Добрынин обнаружил валентинку только на следующий день. Он подготовился к занятиям заранее, и раскрылась диверсия уже на лекции у второго курса, когда Илья вытащил стопку конспектов. Стоило ли говорить, что открытка сбила его с толку сильнее прежней? И хотелось бы думать, что предназначена валентинка кому-то другому, но имя — вернее, прозвище — адресата… Когда-то ведь и супруга назвала Добрынина именно так. Называли и те, с кем он делил постель после развода, и те, с кем — грешно — еще до того… Но уже три года Илья был просто одинок. Странная шутка заставила его вспомнить об этом. Работа, работа, работа… Усталость и треволнения. В университете с ним заигрывали даже замужние преподавательницы — да и от мужчин Илья получал осторожные двусмысленные намеки. И на тех и на других Добрынин реагировал с вежливой отчужденностью. Слишком часто в последнее время его мучила мысль о том, что он потерял пусть нежеланные, но надежные отношения зря. Зря развалил семью своей молодой импульсивностью, вынудив дочь метаться меж двух родителей. И тут какой-то шутник по незнанию задевал эти воспоминания… Нет, Илье была забавна эта шутка, глупая шутка — что это еще могло быть? Да и рисунок внутри во всем своем непотребстве был выполнен весьма старательно. Но вот что стоило этой валентинке выпасть в конце занятия… Потому что, к своему стыду, Добрыня, рассказывая о готике, не следил за качеством выступления, а неотрывно держал в воображении крепкую задницу с родинкой.

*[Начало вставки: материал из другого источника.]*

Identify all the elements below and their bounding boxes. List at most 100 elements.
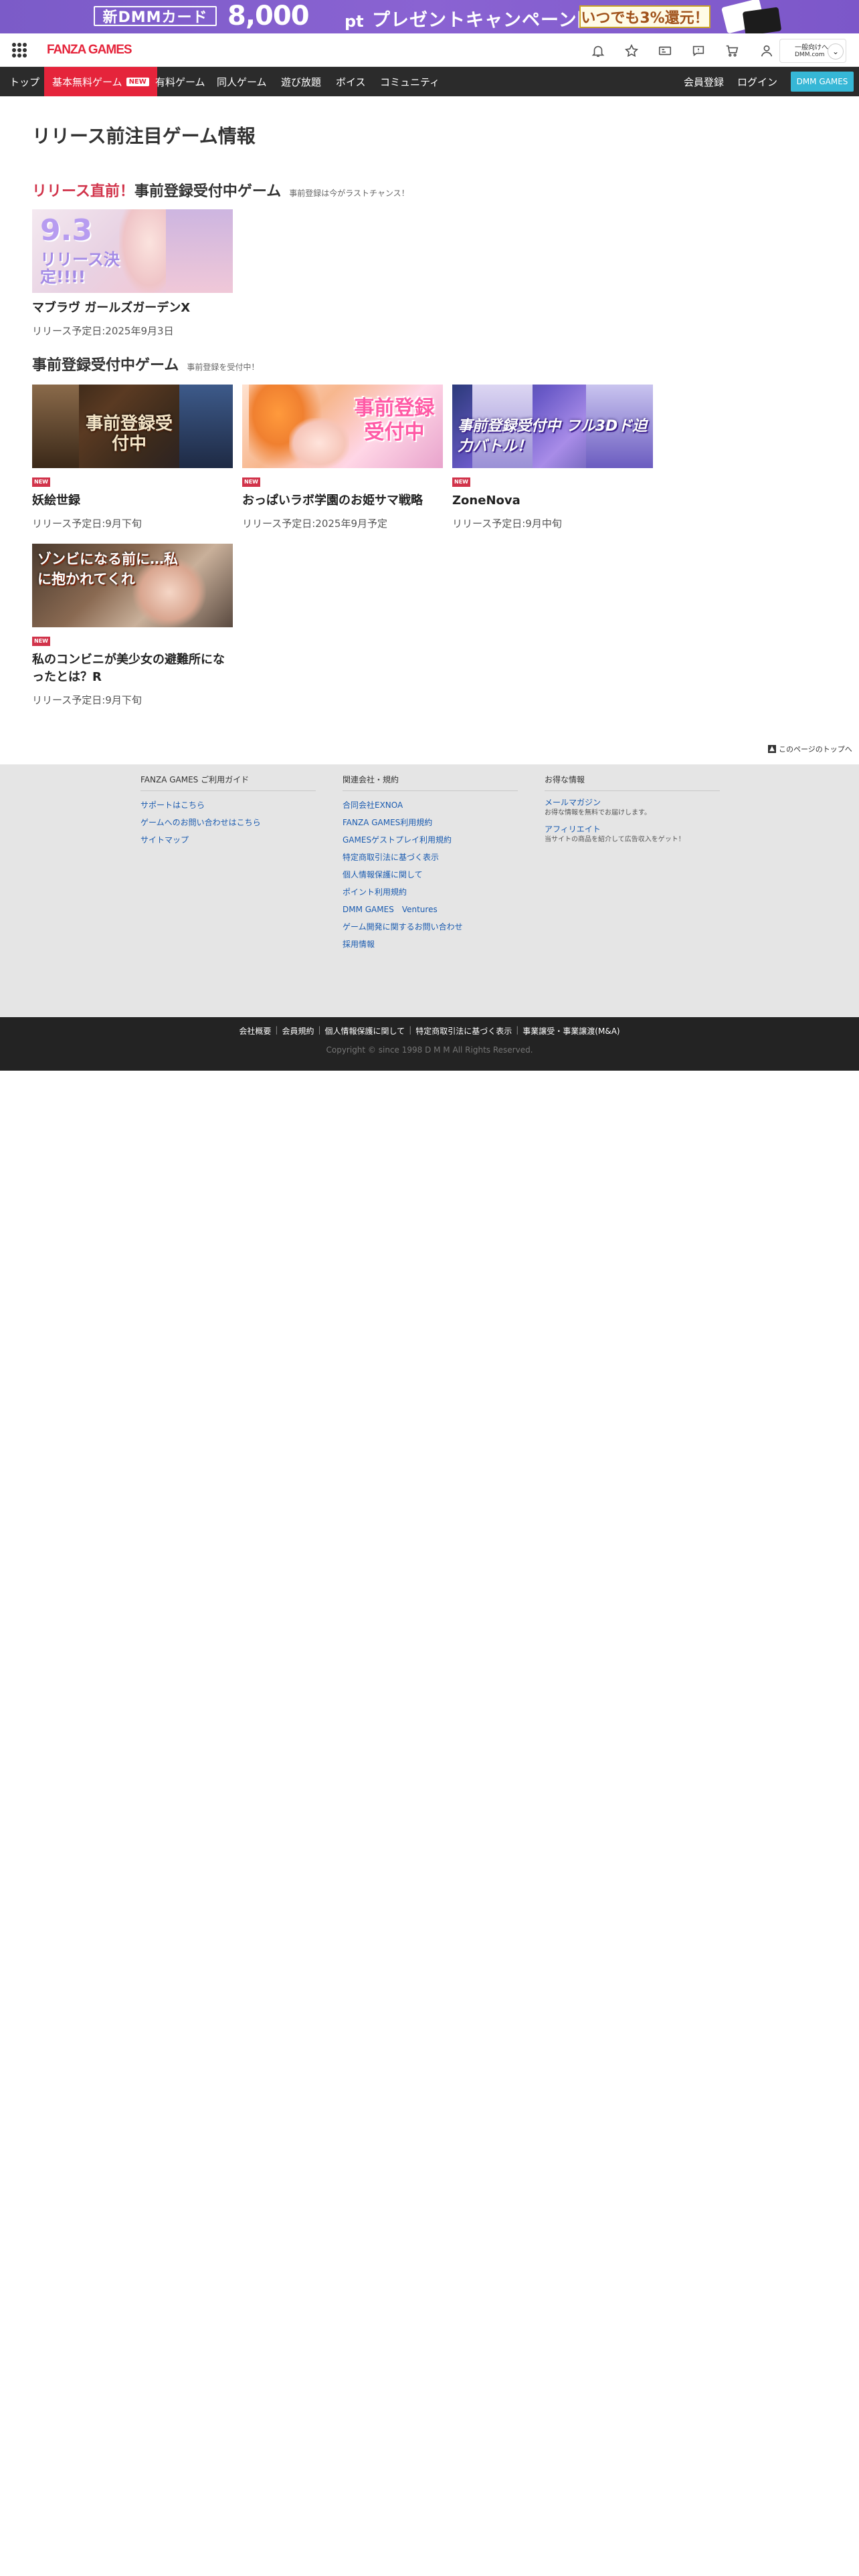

Определенно, после такого конфуза нужно было развеяться. Добрынин так и не нашел в многолюдной аудитории какого-нибудь едко ухмыляющегося второкурсника — застал только с десяток юношеских влюбленных взглядов и оттого вторую половину лекции боялся даже пошевелиться как-то не так. Только гладил бороду — как было всегда, когда Илья думал или нервничал; а уж если эти два состояния соседствовали в нем в одно время, стоило начинать беспокоиться за сохранность густой растительности на лице. Успокоить и привести мысли в порядок могла только ручная работа — ну или хорошая трубка. Ей-то Илья и посвятил свой обеденный перерыв. Обычно он уходил с разрешения охранников курить на задворки университета — с запасного выхода, где находилась и небольшая хозяйственная пристройка. Там на улице стояло вытащенное с какой-то кафедры старое разбитое кресло, в котором, хоть при каждом прикосновении из-под обивки вылетали облачка пыли и трухи от сгнившего наполнителя, было довольно удобно сидеть. Всякий раз Добрынин неспешно забивал трубку, раскуривал — и сидел минут пятнадцать. Рассматривал сизые клубы, в спокойную погоду подолгу задерживающиеся в воздухе, пускал кольца и ловил их порой пальцем. Когда курил — думать не хотелось уже совсем ни о чем, и Добрынин с приятно потяжелевшей свободной головой шел назад.